The overall conclusion is clear: in today’s rapidly evolving data landscape, the case for EMOS has grown more compelling. Official statistics producers must have access to a skilled and adaptable workforce of statisticians. For academia, EMOS is an opportunity to engage with practitioners, offer a stimulating study programme with plenty of opportunities to gain work experience and build a network, and ensure their statistical curricula remain relevant and up-to-date. At the same time, new roles for official statistics producers and trained statisticians have emerged in the new data ecosystem, and there is a need to adapt the objectives and implementation modalities of EMOS to leverage its strengths and ensure that its key stakeholders reap the full benefits of the opportunities it presents.
The EMOS Board and the European Statistical System Committee recognise the importance of re-evaluating the EMOS programme to align it with the evolving landscape of official statistics and higher education, addressing the requirements of a new generation of learners. We are eagerly anticipating the results of the study on the future of EMOS and the subsequent formulation of a development strategy for the programme by the European Statistical System Committee in 2024.
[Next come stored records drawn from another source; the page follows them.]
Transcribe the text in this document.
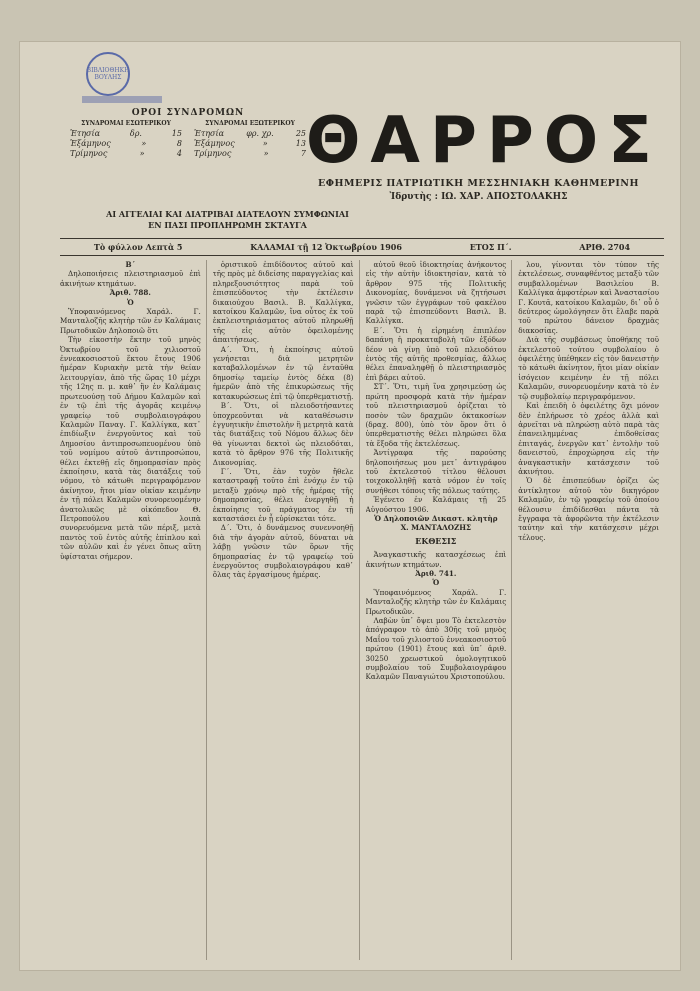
ΒΙΒΛΙΟΘΗΚΗ ΒΟΥΛΗΣ
ΟΡΟΙ ΣΥΝΔΡΟΜΩΝ
ΣΥΝΔΡΟΜΑΙ ΕΣΩΤΕΡΙΚΟΥ
Ἐτησία	δρ.	15
Ἑξάμηνος	»	8
Τρίμηνος	»	4
ΣΥΝΔΡΟΜΑΙ ΕΞΩΤΕΡΙΚΟΥ
Ἐτησία	φρ. χρ.	25
Ἑξάμηνος	»	13
Τρίμηνος	»	7 ΘΑΡΡΟΣ
ΕΦΗΜΕΡΙΣ ΠΑΤΡΙΩΤΙΚΗ ΜΕΣΣΗΝΙΑΚΗ ΚΑΘΗΜΕΡΙΝΗ
Ἰδρυτὴς : ΙΩ. ΧΑΡ. ΑΠΟΣΤΟΛΑΚΗΣ
ΑΙ ΑΓΓΕΛΙΑΙ ΚΑΙ ΔΙΑΤΡΙΒΑΙ ΔΙΑΤΕΛΟΥΝ ΣΥΜΦΩΝΙΑΙ
ΕΝ ΠΑΣΙ ΠΡΟΠΛΗΡΩΜΗ ΣΚΤΑΥΓΑ
Τὸ φύλλον Λεπτὰ 5	ΚΑΛΑΜΑΙ τῇ 12 Ὀκτωβρίου 1906	ΕΤΟΣ Π΄.	ΑΡΙΘ. 2704

Β΄

Δηλοποιήσεις πλειστηριασμοῦ ἐπὶ ἀκινήτων κτημάτων.

Ἀριθ. 788.

Ὁ

Ὑποφαινόμενος Χαράλ. Γ. Μανταλοζῆς κλητὴρ τῶν ἐν Καλάμαις Πρωτοδικῶν Δηλοποιῶ ὅτι

Τὴν εἰκοστὴν ἕκτην τοῦ μηνὸς Ὀκτωβρίου τοῦ χιλιοστοῦ ἐννεακοσιοστοῦ ἕκτου ἔτους 1906 ἡμέραν Κυριακὴν μετὰ τὴν θείαν λειτουργίαν, ἀπὸ τῆς ὥρας 10 μέχρι τῆς 12ης π. μ. καθ᾽ ἣν ἐν Καλάμαις πρωτευούσῃ τοῦ Δήμου Καλαμῶν καὶ ἐν τῷ ἐπὶ τῆς ἀγορᾶς κειμένῳ γραφείῳ τοῦ συμβολαιογράφου Καλαμῶν Παναγ. Γ. Καλλίγκα, κατ᾽ ἐπιδίωξιν ἐνεργοῦντος καὶ τοῦ Δημοσίου ἀντιπροσωπευομένου ὑπὸ τοῦ νομίμου αὐτοῦ ἀντιπροσώπου, θέλει ἐκτεθῇ εἰς δημοπρασίαν πρὸς ἐκποίησιν, κατὰ τὰς διατάξεις τοῦ νόμου, τὸ κάτωθι περιγραφόμενον ἀκίνητον, ἤτοι μίαν οἰκίαν κειμένην ἐν τῇ πόλει Καλαμῶν συνορευομένην ἀνατολικῶς μὲ οἰκόπεδον Θ. Πετροπούλου καὶ λοιπὰ συνορευόμενα μετὰ τῶν πέριξ, μετὰ παντὸς τοῦ ἐντὸς αὐτῆς ἐπίπλου καὶ τῶν αὐλῶν καὶ ἐν γένει ὅπως αὕτη ὑφίσταται σήμερον.

ὁριστικοῦ ἐπιδίδοντος αὐτοῦ καὶ τῆς πρὸς μὲ διδείσης παραγγελίας καὶ πληρεξουσιότητος παρὰ τοῦ ἐπισπεύδοντος τὴν ἐκτέλεσιν δικαιούχου Βασιλ. Β. Καλλίγκα, κατοίκου Καλαμῶν, ἵνα οὗτος ἐκ τοῦ ἐκπλειστηριάσματος αὐτοῦ πληρωθῇ τῆς εἰς αὐτὸν ὀφειλομένης ἀπαιτήσεως.

Α΄. Ὅτι, ἡ ἐκποίησις αὐτοῦ γενήσεται διὰ μετρητῶν καταβαλλομένων ἐν τῷ ἐνταῦθα δημοσίῳ ταμείῳ ἐντὸς δέκα (8) ἡμερῶν ἀπὸ τῆς ἐπικυρώσεως τῆς κατακυρώσεως ἐπὶ τῷ ὑπερθεματιστῇ.

Β΄. Ὅτι, οἱ πλειοδοτήσαντες ὑποχρεοῦνται νὰ καταθέσωσιν ἐγγυητικὴν ἐπιστολὴν ἢ μετρητὰ κατὰ τὰς διατάξεις τοῦ Νόμου ἄλλως δὲν θὰ γίνωνται δεκτοὶ ὡς πλειοδόται, κατὰ τὸ ἄρθρον 976 τῆς Πολιτικῆς Δικονομίας.

Γ΄. Ὅτι, ἐὰν τυχὸν ἤθελε καταστραφῇ τοῦτο ἐπὶ ἐνόχῳ ἐν τῷ μεταξὺ χρόνῳ πρὸ τῆς ἡμέρας τῆς δημοπρασίας, θέλει ἐνεργηθῇ ἡ ἐκποίησις τοῦ πράγματος ἐν τῇ καταστάσει ἐν ᾗ εὑρίσκεται τότε.

Δ΄. Ὅτι, ὁ δυνάμενος συνεννοηθῇ διὰ τὴν ἀγορὰν αὐτοῦ, δύναται νὰ λάβῃ γνῶσιν τῶν ὅρων τῆς δημοπρασίας ἐν τῷ γραφείῳ τοῦ ἐνεργοῦντος συμβολαιογράφου καθ᾽ ὅλας τὰς ἐργασίμους ἡμέρας.

αὐτοῦ θεοῦ ἰδιοκτησίας ἀνήκοντος εἰς τὴν αὐτὴν ἰδιοκτησίαν, κατὰ τὸ ἄρθρον 975 τῆς Πολιτικῆς Δικονομίας, δυνάμενοι νὰ ζητήσωσι γνῶσιν τῶν ἐγγράφων τοῦ φακέλου παρὰ τῷ ἐπισπεύδοντι Βασιλ. Β. Καλλίγκα.

Ε΄. Ὅτι ἡ εἰρημένη ἐπιπλέον δαπάνη ἡ προκαταβολὴ τῶν ἐξόδων δέον νὰ γίνῃ ὑπὸ τοῦ πλειοδότου ἐντὸς τῆς αὐτῆς προθεσμίας, ἄλλως θέλει ἐπαναληφθῇ ὁ πλειστηριασμὸς ἐπὶ βάρει αὐτοῦ.

ΣΤ΄. Ὅτι, τιμὴ ἵνα χρησιμεύσῃ ὡς πρώτη προσφορὰ κατὰ τὴν ἡμέραν τοῦ πλειστηριασμοῦ ὁρίζεται τὸ ποσὸν τῶν δραχμῶν ὀκτακοσίων (δραχ. 800), ὑπὸ τὸν ὅρον ὅτι ὁ ὑπερθεματιστὴς θέλει πληρώσει ὅλα τὰ ἔξοδα τῆς ἐκτελέσεως.

Ἀντίγραφα τῆς παρούσης δηλοποιήσεως μου μετ᾽ ἀντιγράφου τοῦ ἐκτελεστοῦ τίτλου θέλουσι τοιχοκολληθῇ κατὰ νόμον ἐν τοῖς συνήθεσι τόποις τῆς πόλεως ταύτης.

Ἐγένετο ἐν Καλάμαις τῇ 25 Αὐγούστου 1906.

Ὁ Δηλοποιῶν Δικαστ. κλητὴρ

Χ. ΜΑΝΤΑΛΟΖΗΣ

ΕΚΘΕΣΙΣ

Ἀναγκαστικῆς κατασχέσεως ἐπὶ ἀκινήτων κτημάτων.

Ἀριθ. 741.

Ὁ

Ὑποφαινόμενος Χαράλ. Γ. Μανταλοζῆς κλητὴρ τῶν ἐν Καλάμαις Πρωτοδικῶν.

Λαβὼν ὑπ᾽ ὄψει μου Τὸ ἐκτελεστὸν ἀπόγραφον τὸ ἀπὸ 30ῆς τοῦ μηνὸς Μαΐου τοῦ χιλιοστοῦ ἐννεακοσιοστοῦ πρώτου (1901) ἔτους καὶ ὑπ᾽ ἀριθ. 30250 χρεωστικοῦ ὁμολογητικοῦ συμβολαίου τοῦ Συμβολαιογράφου Καλαμῶν Παναγιώτου Χριστοπούλου.

λου, γίνονται τὸν τύπον τῆς ἐκτελέσεως, συναφθέντος μεταξὺ τῶν συμβαλλομένων Βασιλείου Β. Καλλίγκα ἀμφοτέρων καὶ Ἀναστασίου Γ. Κουτᾶ, κατοίκου Καλαμῶν, δι᾽ οὗ ὁ δεύτερος ὡμολόγησεν ὅτι ἔλαβε παρὰ τοῦ πρώτου δάνειον δραχμὰς διακοσίας.

Διὰ τῆς συμβάσεως ὑποθήκης τοῦ ἐκτελεστοῦ τούτου συμβολαίου ὁ ὀφειλέτης ὑπέθηκεν εἰς τὸν δανειστὴν τὸ κάτωθι ἀκίνητον, ἤτοι μίαν οἰκίαν ἰσόγειον κειμένην ἐν τῇ πόλει Καλαμῶν, συνορευομένην κατὰ τὸ ἐν τῷ συμβολαίῳ περιγραφόμενον.

Καὶ ἐπειδὴ ὁ ὀφειλέτης ὄχι μόνον δὲν ἐπλήρωσε τὸ χρέος ἀλλὰ καὶ ἀρνεῖται νὰ πληρώσῃ αὐτὸ παρὰ τὰς ἐπανειλημμένας ἐπιδοθείσας ἐπιταγάς, ἐνεργῶν κατ᾽ ἐντολὴν τοῦ δανειστοῦ, ἐπροχώρησα εἰς τὴν ἀναγκαστικὴν κατάσχεσιν τοῦ ἀκινήτου.

Ὁ δὲ ἐπισπεύδων ὁρίζει ὡς ἀντίκλητον αὐτοῦ τὸν δικηγόρον Καλαμῶν, ἐν τῷ γραφείῳ τοῦ ὁποίου θέλουσιν ἐπιδίδεσθαι πάντα τὰ ἔγγραφα τὰ ἀφορῶντα τὴν ἐκτέλεσιν ταύτην καὶ τὴν κατάσχεσιν μέχρι τέλους.
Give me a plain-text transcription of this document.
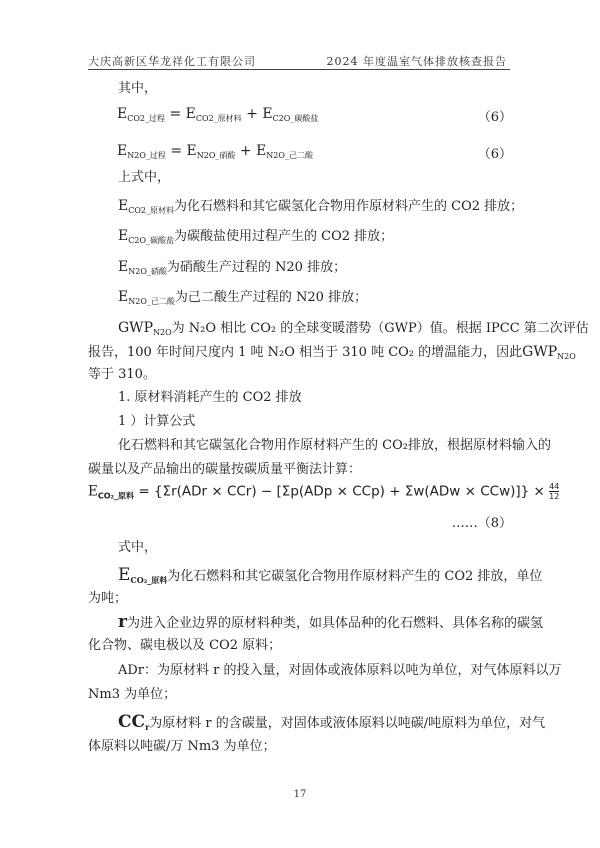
大庆高新区华龙祥化工有限公司	2024 年度温室气体排放核查报告
其中，
$E_{CO2\_过程} = E_{CO2\_原材料} + E_{C2O\_碳酸盐}$	（6）
$E_{N2O\_过程} = E_{N2O\_硝酸} + E_{N2O\_己二酸}$	（6）
上式中，
$E_{CO2\_原材料}$为化石燃料和其它碳氢化合物用作原材料产生的 CO2 排放；
$E_{C2O\_碳酸盐}$为碳酸盐使用过程产生的 CO2 排放；
$E_{N2O\_硝酸}$为硝酸生产过程的 N20 排放；
$E_{N2O\_己二酸}$为己二酸生产过程的 N20 排放；
$GWP_{N2O}$为 N₂O 相比 CO₂ 的全球变暖潜势（GWP）值。根据 IPCC 第二次评估
报告，100 年时间尺度内 1 吨 N₂O 相当于 310 吨 CO₂ 的增温能力，因此$GWP_{N2O}$
等于 310。
1. 原材料消耗产生的 CO2 排放
1 ）计算公式
化石燃料和其它碳氢化合物用作原材料产生的 CO₂排放，根据原材料输入的
碳量以及产品输出的碳量按碳质量平衡法计算：
$E_{CO_2\_原料} = \{\Sigma r(ADr \times CCr) - [\Sigma p(ADp \times CCp) + \Sigma w(ADw \times CCw)]\} \times \frac{44}{12}$
……（8）
式中，
$E_{CO_2\_原料}$为化石燃料和其它碳氢化合物用作原材料产生的 CO2 排放，单位
为吨；
r为进入企业边界的原材料种类，如具体品种的化石燃料、具体名称的碳氢
化合物、碳电极以及 CO2 原料；
ADr：为原材料 r 的投入量，对固体或液体原料以吨为单位，对气体原料以万
Nm3 为单位；
$CC_r$为原材料 r 的含碳量，对固体或液体原料以吨碳/吨原料为单位，对气
体原料以吨碳/万 Nm3 为单位；
17
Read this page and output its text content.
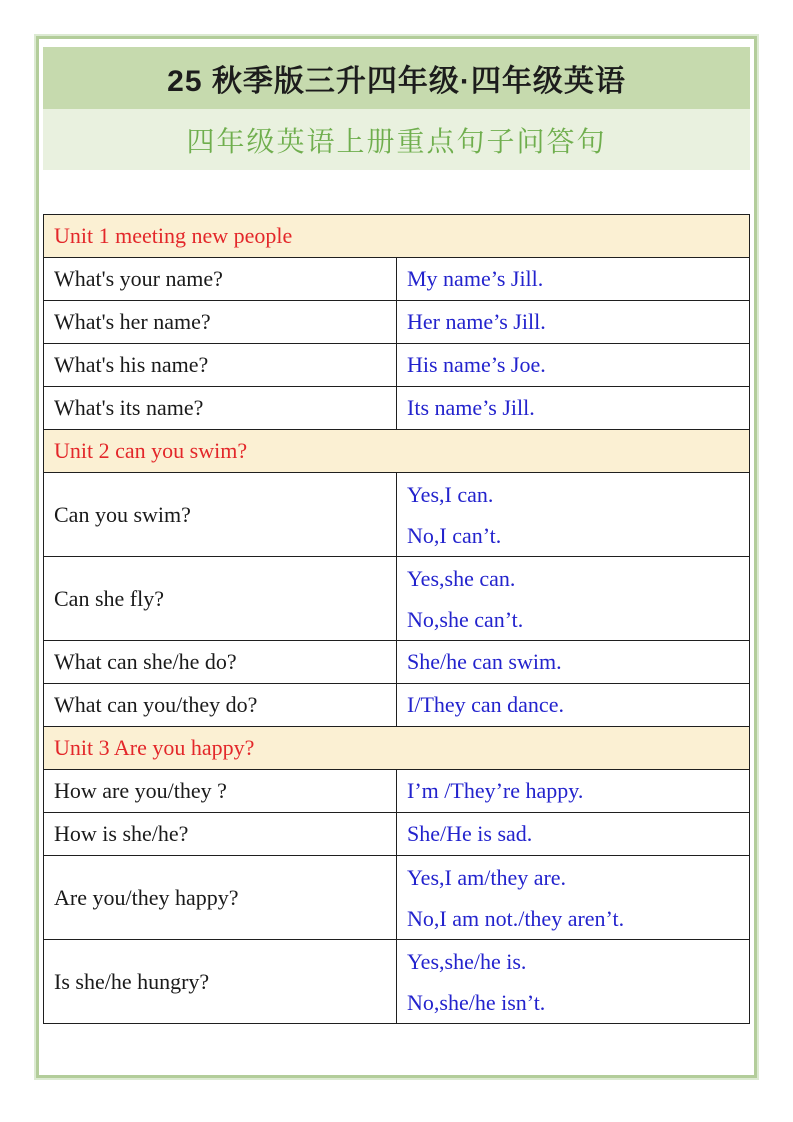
25 秋季版三升四年级·四年级英语
四年级英语上册重点句子问答句
Unit 1 meeting new people	
What's your name?	My name’s Jill.

What's her name?	Her name’s Jill.

What's his name?	His name’s Joe.

What's its name?	Its name’s Jill.

Unit 2 can you swim?	
Can you swim?	Yes,I can.
No,I can’t.

Can she fly?	Yes,she can.
No,she can’t.

What can she/he do?	She/he can swim.

What can you/they do?	I/They can dance.

Unit 3 Are you happy?	
How are you/they ?	I’m /They’re happy.

How is she/he?	She/He is sad.

Are you/they happy?	Yes,I am/they are.
No,I am not./they aren’t.

Is she/he hungry?	Yes,she/he is.
No,she/he isn’t.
2.The content of this issue
2.1Data science skills
This issue of the SJIAOS starts with a paper on the role of data science in shaping the future of the profession of official statisticians, which holds a clear link with the content of the previous section. The article is “Data Science Skills for the Next Generation of Statisticians” by Laura Antonucci (Campania University), Antonio Balzanella (Campania University), Elvira Bruno (SDG Group), Corrado Crocetta (University of Bari), Simone Di Zio (University of Chieti-Pescara), Lara Fontanella (University of Chieti-Pescara), Maurizio Sanarico (SDG Group), Bruno Scarpa (University of Padova), Rosanna Verde (Campania University), and Giorgio Vittadini (University of Milano-Bicocca). After reviewing alternative definitions of data science, the article turns to an assessment of the skills required by the labour market for data scientists and the specific characteristics of this profession, combining elements of mathematics, statistics, computer science, and knowledge of an application domain. According to the authors, therefore, we should not refer to an individual data scientist but to different data scientists according to their specialised experience in various fields. Finally, the specific role of a data scientist along the phases of a data science project (data collection, data analysis, and communication of results) is described, outlining how the specific expertise of more “traditional” statisticians can significantly contribute to the improvement of data science projects by ensuring the statistical soundness of the entire data processing chain.
2.2IAOS Young Statistician Prize 2023 (YSP 2023)
The second section of the Journal publishes the winning papers of the Young Statistician Prize (YSP) of the International Association for Official Statistics (IAOS) for the year 2023. The YSP has been running since 2011, attracting submissions from across the globe – both from developing and developed nations – of young statisticians who are less than 35 years old as of February of that year. With this prize, the IAOS seeks to actively encourage the membership of young statisticians, their involvement in the Association and in the implementation of its activities. Today’s young statisticians are tomorrow’s leaders, and they inspire us, “older” statisticians, to think about the current and new frontiers in official statistics, promoting dynamic and innovative professional cooperation. The IAOS encourages members and supervisors to support young statisticians entering the Prize. Our colleague Gemma Van Halderen has been the coordinator of this competition since 2014 and has drafted this section of the editorial.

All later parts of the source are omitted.